Friday, November 2, 2012

11-2-12 grateful for today

1.  My adorable dog
2.  My car running well
3.  My wonderful creative job
4.  Breathing
5.  Chanting
6.  Typing
7.  Meditation
9.  Unconditional Love
10.  Gentleness

I had a friend a couple of days ago remind me to be gentle with myself.  I forget that, especially when I feel lost and scared and don't trust that I have LIGHT within me.  When I'm filled with darkness.  Those times I feel a need to punish myself.  My friend reminded me to be gentle, and I'm able to gently let that feeling pass.  Part of my punishment "habit" is that I feel I don't deserve to feel joy or happiness or excitement for life.  With gentleness, I'm not going from one extreme to the other, dark punishment to light excitment, so fast that it feels violent.  I gently and slowly move from darkness to the middle, where I can see the light and see the dark and gently let both touch me.  Where I can see that it is my choice to move to the dark or move to light.  It's restful here.  Sometimes I think to just stay here in the middle . . . and that is not living either.  I choose to rest, to regain a larger perspective, and I choose to be led into experiencing life fully again.  Love and Light.

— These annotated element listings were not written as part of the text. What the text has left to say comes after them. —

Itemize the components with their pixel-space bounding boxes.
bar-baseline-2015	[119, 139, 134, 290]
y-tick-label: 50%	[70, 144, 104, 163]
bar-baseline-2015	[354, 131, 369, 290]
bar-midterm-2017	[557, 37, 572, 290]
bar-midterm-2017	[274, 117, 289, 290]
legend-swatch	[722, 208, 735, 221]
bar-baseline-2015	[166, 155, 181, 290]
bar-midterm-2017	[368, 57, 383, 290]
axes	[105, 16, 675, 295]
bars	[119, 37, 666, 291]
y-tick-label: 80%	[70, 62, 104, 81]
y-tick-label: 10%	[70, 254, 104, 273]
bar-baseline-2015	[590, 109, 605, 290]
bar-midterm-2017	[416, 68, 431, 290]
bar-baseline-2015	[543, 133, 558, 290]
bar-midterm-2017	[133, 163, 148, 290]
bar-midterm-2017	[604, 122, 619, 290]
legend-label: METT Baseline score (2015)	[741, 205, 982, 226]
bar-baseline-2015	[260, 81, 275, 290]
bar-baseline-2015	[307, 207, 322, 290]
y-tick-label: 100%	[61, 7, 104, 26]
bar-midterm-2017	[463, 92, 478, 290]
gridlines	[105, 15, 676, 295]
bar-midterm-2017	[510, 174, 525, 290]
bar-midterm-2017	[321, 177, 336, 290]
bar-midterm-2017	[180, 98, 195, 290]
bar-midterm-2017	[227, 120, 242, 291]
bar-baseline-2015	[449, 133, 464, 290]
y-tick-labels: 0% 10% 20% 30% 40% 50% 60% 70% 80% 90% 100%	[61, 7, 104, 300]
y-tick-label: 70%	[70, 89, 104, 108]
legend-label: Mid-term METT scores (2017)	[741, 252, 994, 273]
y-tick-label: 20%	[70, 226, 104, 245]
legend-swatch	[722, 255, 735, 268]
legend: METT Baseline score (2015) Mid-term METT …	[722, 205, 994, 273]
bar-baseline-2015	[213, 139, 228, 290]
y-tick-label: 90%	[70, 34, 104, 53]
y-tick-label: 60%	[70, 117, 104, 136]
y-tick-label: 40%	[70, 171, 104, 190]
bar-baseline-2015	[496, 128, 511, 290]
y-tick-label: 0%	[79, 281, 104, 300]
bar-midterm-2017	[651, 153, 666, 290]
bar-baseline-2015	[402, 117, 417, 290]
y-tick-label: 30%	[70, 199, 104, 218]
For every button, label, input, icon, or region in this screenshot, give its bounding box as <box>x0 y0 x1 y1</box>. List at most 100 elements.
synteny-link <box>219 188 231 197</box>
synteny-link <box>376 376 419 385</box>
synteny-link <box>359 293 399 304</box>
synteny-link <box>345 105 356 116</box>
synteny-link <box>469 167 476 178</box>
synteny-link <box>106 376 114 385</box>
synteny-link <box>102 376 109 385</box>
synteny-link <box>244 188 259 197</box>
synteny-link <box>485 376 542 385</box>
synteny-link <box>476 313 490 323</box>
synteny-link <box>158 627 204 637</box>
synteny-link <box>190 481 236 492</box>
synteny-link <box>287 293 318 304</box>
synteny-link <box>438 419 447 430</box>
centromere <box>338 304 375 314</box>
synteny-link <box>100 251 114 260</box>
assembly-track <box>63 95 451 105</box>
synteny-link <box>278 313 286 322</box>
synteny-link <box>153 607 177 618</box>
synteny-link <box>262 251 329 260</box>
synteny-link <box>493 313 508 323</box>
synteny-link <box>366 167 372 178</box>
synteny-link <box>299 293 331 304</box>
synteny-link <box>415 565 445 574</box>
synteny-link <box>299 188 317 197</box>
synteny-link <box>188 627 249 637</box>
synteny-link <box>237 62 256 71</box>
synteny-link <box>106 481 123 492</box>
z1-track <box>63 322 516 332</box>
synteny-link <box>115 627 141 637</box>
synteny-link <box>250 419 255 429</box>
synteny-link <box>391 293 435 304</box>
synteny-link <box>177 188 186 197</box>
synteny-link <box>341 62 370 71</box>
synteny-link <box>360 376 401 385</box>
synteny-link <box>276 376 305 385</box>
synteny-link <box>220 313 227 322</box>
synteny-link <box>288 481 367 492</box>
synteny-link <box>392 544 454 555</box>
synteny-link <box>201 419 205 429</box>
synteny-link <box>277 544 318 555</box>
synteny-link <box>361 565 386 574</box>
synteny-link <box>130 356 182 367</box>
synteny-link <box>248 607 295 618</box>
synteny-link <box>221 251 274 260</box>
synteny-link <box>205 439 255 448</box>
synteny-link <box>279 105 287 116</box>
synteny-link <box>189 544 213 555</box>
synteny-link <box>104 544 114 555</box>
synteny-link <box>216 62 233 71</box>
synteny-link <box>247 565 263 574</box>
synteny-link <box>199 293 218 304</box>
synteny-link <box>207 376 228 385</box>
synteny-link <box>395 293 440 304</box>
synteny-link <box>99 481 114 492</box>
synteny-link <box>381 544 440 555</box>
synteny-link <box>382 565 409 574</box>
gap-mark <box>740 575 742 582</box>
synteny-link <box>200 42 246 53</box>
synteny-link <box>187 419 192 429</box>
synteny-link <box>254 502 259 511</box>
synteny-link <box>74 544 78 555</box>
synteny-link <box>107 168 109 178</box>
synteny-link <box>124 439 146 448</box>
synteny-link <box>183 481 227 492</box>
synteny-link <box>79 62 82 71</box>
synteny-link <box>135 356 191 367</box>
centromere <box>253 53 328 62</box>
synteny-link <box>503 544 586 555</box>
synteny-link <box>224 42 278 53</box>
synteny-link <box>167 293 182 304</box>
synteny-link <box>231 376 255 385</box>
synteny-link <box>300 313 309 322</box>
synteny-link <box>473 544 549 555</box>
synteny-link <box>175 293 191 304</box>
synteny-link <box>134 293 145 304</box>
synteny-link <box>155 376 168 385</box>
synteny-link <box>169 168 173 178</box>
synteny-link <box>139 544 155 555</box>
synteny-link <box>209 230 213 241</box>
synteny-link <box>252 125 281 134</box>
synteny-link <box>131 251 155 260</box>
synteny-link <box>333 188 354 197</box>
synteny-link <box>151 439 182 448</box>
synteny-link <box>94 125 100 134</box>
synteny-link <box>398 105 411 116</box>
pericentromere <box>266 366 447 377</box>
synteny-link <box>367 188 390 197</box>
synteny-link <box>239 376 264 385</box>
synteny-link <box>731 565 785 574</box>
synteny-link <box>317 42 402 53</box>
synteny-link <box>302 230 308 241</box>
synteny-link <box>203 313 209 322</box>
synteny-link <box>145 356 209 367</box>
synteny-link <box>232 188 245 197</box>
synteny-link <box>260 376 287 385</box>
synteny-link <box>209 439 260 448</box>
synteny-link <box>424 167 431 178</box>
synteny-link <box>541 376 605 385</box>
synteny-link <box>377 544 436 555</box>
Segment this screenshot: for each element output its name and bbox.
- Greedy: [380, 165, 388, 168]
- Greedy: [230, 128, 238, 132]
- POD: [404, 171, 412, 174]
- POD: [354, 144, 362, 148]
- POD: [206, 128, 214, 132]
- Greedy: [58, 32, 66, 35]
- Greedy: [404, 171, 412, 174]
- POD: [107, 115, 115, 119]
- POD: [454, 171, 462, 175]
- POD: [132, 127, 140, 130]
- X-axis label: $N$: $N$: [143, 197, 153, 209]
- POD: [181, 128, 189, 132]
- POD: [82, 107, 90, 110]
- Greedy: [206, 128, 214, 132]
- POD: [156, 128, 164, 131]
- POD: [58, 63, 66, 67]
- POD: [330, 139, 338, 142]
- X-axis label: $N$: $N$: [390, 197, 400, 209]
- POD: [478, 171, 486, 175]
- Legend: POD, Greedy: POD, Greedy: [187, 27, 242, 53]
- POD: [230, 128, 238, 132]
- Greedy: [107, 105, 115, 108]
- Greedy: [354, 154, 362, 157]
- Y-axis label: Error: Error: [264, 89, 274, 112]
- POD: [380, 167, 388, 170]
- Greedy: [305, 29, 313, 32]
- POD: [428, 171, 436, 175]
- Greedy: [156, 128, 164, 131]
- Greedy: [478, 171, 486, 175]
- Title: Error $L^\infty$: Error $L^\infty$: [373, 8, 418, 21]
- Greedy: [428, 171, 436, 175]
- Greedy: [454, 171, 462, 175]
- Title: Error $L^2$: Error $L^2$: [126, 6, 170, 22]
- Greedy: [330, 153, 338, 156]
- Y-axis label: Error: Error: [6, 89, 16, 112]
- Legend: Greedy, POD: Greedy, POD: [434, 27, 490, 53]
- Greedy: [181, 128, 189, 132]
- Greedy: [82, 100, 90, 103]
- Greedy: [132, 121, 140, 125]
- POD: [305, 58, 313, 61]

Thursday, November 1, 2012

11-1-12 grateful for today

1.  My adorable dog
2.  A new month
3.  A new day
4.  Creativity and talent
5.  Noble friends
6.  My Truth
7.  Sacredness
8.  Breathing
9.  Cool Weather
10.  Music

I'm ready for Christmas music!!  I know if I start now I will be sick of it before Christmas gets here.  I am listening to some.  And I hear some of you ask:  What about Thanksgiving?  Is there a lot of Thanksgiving music?  I know of one song 'Over the River and Through the Woods'.  I remember decorating for Thanksgiving, we would not have as many decorations for thanksgiving as we would for Halloween and Christmas.  I would ask my Mom why we wouldn't have as many decorations and I think she would answer something like "they don't make as many decorations for Thanksgiving."  What's interesting is that this blog is a daily thanksgiving and sometimes I forget that.  I think of it as a chore sometimes, and a lot of times I put on the list what I want to feel grateful for that day.  Today the list is all the things I already feel grateful for today.  It's also interesting that I want to skip over Thanksgiving.  Skip to the end. Happy New Year!  Love and Light.